The problem is that Ted doesn't like when other people dislike him, which means that he either has to chat with Ryan about his life, or avoid him entirely. Veronica (Portia de Rossi) eventually convinces Ted to confront Ryan, leading to Ryan's resignation from his job, and Ted's growing guilt over how he treated him. In the end Ted apologizes to Ryan and finds himself back in their original scenario, though he no longer avoids Ryan for fear that he'll, once again, come to hate Ted.

FireflyThose Left Behind [3.5]

Through the course of this story Inara is preparing herself to disembark the Serenity in pursuit of a more stable business model, a situation that Mal's none-too-pleased about. Though Mal understands that he and Inara wouldn't work together, if only due to the complications of her work, he remains guarded because of his feelings for her, not wanting to get hurt by watching her leave, but unwilling to tell her the truth and ask her to stay for risk that she might be unhappy with him. Their relationship is perfectly summed up in their final moments together, as Inara states that she's unsure of what words would best express their parting, and Mal being at a loss for words until she's already long gone.

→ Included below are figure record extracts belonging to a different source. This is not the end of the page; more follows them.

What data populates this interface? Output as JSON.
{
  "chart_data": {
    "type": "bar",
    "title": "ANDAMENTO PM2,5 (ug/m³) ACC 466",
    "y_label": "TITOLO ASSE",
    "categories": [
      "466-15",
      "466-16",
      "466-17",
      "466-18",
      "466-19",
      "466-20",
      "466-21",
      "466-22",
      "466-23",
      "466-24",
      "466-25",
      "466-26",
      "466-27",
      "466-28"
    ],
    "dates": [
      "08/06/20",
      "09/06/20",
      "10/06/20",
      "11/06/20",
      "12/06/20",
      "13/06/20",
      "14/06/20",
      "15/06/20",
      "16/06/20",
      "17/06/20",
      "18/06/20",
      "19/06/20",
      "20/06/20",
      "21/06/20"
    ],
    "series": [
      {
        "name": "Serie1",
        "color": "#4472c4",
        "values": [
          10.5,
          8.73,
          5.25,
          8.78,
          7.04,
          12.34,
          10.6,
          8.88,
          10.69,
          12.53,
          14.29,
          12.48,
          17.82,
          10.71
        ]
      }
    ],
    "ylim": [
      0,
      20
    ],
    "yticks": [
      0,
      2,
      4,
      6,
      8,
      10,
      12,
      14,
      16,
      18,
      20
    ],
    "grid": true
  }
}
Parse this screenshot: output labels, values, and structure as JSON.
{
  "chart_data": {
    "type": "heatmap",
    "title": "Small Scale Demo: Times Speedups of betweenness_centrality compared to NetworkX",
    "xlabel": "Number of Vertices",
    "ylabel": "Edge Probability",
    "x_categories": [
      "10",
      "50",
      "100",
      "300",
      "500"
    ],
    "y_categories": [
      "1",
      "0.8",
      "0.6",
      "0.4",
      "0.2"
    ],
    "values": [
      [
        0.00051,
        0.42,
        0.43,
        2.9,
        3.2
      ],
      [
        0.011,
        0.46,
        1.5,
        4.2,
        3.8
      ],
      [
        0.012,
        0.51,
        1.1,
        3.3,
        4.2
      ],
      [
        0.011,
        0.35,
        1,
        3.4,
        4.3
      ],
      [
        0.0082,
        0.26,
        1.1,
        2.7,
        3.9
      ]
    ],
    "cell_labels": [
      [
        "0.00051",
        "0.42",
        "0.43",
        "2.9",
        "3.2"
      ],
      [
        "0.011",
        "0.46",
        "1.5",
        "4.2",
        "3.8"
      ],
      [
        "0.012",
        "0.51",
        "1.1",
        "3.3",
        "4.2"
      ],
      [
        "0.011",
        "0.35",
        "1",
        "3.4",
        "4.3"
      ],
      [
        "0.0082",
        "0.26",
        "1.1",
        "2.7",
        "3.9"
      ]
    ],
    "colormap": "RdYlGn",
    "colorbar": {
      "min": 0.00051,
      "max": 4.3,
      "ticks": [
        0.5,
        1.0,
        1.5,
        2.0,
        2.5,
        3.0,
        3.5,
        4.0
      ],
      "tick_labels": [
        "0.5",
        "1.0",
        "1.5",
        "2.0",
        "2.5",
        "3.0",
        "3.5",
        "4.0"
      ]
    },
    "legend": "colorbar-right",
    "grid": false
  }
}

The surprise of this story is that Shepherd Book takes his leave as well, a situation that works slowly through the course of the tale and, in the end, makes absolute sense. In his time on Serenity Book has started to become more and more like those that live aboard it, casting aside some of the vows he had taken at the abbey for the greater good, but worrying all the time that he may make a decision that he can't take back. Book has a great love for everyone aboard the ship, and the friendships he's made here aren't something that he takes for granted, but being around these people is slowly turning him into something that he's not prepared to be, no matter what hidden secrets he may already have in his past.

Winner of the Week • Secret Diary of a Call Girl

Within the half hour confines of this narrative, the writers of Secret Diary manage to display three separate endings to the same kind of scenario, and it's very interesting to see the differences that play out on the screen. Granted, the events leading up to these relationships, and the people involved, are all vastly different characters, but they have so much in common within this story that the paths they follow are made all the more apparent as they each reach differing conclusions.

There is potential within each of these relationships to meet each of the three endings as depicted here, either breaking up, as Ben and Jackie do, realizing a potential future together, as shown through Bambi and Byron, or coming to a standstill, as is the case for Hannah/Belle and Duncan. The events shown are all very common, each incredibly realistic in its portrayal, and it's a wonder that all of this happens in such a short span of time while seeming completely genuine and properly paced. The fact that these characters can lead lives that are, at times, so normal is a testament to the writers' ability to create an organic world for these people to live in.